In the battle for financial markets in Europe, exchanges would like some more communication about why they should stay in the UK.
To hear one exchange leader tell it, UK markets could use a little more love.
At the 10th annual FIA IDX conference on Tuesday, ICE Chairman and CEO Jeff Sprecher said UK regulators have not communicated with ICE much about how they could work together and keep ICE Europe’s operations more firmly in London. In the wake of Brexit and the upcoming MiFID II rules in January, not to mention the ongoing questions about equivalent financial regulations after the UK and EU split, Sprecher said the UK authorities haven’t shown much interest in the financial markets lately. And that’s not a good thing in his mind.
“The US is interested in our business. I know the French, Dutch and Germans are interested in our business,” Sprecher said. “I don’t know if the UK is interested in our business.”

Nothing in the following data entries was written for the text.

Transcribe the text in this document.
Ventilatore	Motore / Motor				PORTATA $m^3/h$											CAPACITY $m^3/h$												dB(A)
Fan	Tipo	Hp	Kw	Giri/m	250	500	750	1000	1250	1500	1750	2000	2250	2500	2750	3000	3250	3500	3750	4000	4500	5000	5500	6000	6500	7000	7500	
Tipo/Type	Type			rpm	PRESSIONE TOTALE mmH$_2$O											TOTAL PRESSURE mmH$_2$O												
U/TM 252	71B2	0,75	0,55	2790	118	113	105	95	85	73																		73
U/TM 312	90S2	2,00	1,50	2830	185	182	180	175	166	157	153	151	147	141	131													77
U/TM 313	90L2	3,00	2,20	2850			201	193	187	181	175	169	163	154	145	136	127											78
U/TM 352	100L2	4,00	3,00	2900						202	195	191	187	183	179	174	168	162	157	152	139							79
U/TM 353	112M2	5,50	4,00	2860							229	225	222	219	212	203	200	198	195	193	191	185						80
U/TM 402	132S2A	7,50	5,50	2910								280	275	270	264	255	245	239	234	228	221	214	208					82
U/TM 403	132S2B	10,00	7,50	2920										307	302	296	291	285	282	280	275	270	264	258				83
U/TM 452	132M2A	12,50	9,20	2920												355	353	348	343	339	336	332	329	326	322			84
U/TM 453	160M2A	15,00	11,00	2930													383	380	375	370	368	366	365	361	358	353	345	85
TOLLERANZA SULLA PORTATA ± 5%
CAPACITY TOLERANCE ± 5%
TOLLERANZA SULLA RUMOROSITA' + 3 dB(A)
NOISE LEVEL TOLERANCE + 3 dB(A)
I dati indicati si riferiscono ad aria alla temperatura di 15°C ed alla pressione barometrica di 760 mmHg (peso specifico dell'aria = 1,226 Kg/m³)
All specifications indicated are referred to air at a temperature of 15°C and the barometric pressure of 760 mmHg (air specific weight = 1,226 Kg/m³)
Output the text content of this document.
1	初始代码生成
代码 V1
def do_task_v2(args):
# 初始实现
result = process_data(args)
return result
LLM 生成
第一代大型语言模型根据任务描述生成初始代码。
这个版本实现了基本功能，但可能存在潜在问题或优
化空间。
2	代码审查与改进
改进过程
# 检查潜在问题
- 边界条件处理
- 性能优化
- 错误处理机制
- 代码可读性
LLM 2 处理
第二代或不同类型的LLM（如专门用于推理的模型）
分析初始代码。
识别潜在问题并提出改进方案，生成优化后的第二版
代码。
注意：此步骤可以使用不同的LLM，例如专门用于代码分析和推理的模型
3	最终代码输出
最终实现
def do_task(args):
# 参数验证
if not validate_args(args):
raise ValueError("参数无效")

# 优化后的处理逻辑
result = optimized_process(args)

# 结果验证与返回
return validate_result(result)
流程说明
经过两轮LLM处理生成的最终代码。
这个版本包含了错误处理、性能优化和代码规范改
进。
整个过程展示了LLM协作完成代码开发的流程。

The CFTC is in the process of a major cultural shift under the guidance of acting chairman Chris Giancarlo. His rousing speech from FIA Boca in March still echoes the message of more cooperative and smarter regulation and more technological partnering. It was reaffirmed here in London with an IDX appearance from Andrew Busch, the new CFTC’s chief market intelligence officer, who reinforced the idea that regulators want to help the industry.
Sprecher said there are reasons for UK based firms to worry about a nonchalant UK government. The industry is facing a massive regulatory push with new rules and Basel III capital requirements. There are also threats to legacy institutions by financial technology upstarts. To Sprecher, the UK’s approach “seems a little daft and redundant.”
The warning carries some weight coming from Sprecher. ICE has a UK clearinghouse and another in Amsterdam, giving the exchange some flexibility in terms of where clients might want to, or must, clear. With the mobility of capital in the markets, he said, “we thought we’d better be pretty flexible.”
Will ICE pick up and move from London? It’s not something Sprecher would like to do.
“We’re here in London because the world comes here,” he said.
But it would be nice, he said, if they showed they want to continue to keep and defend that title as the global financial center.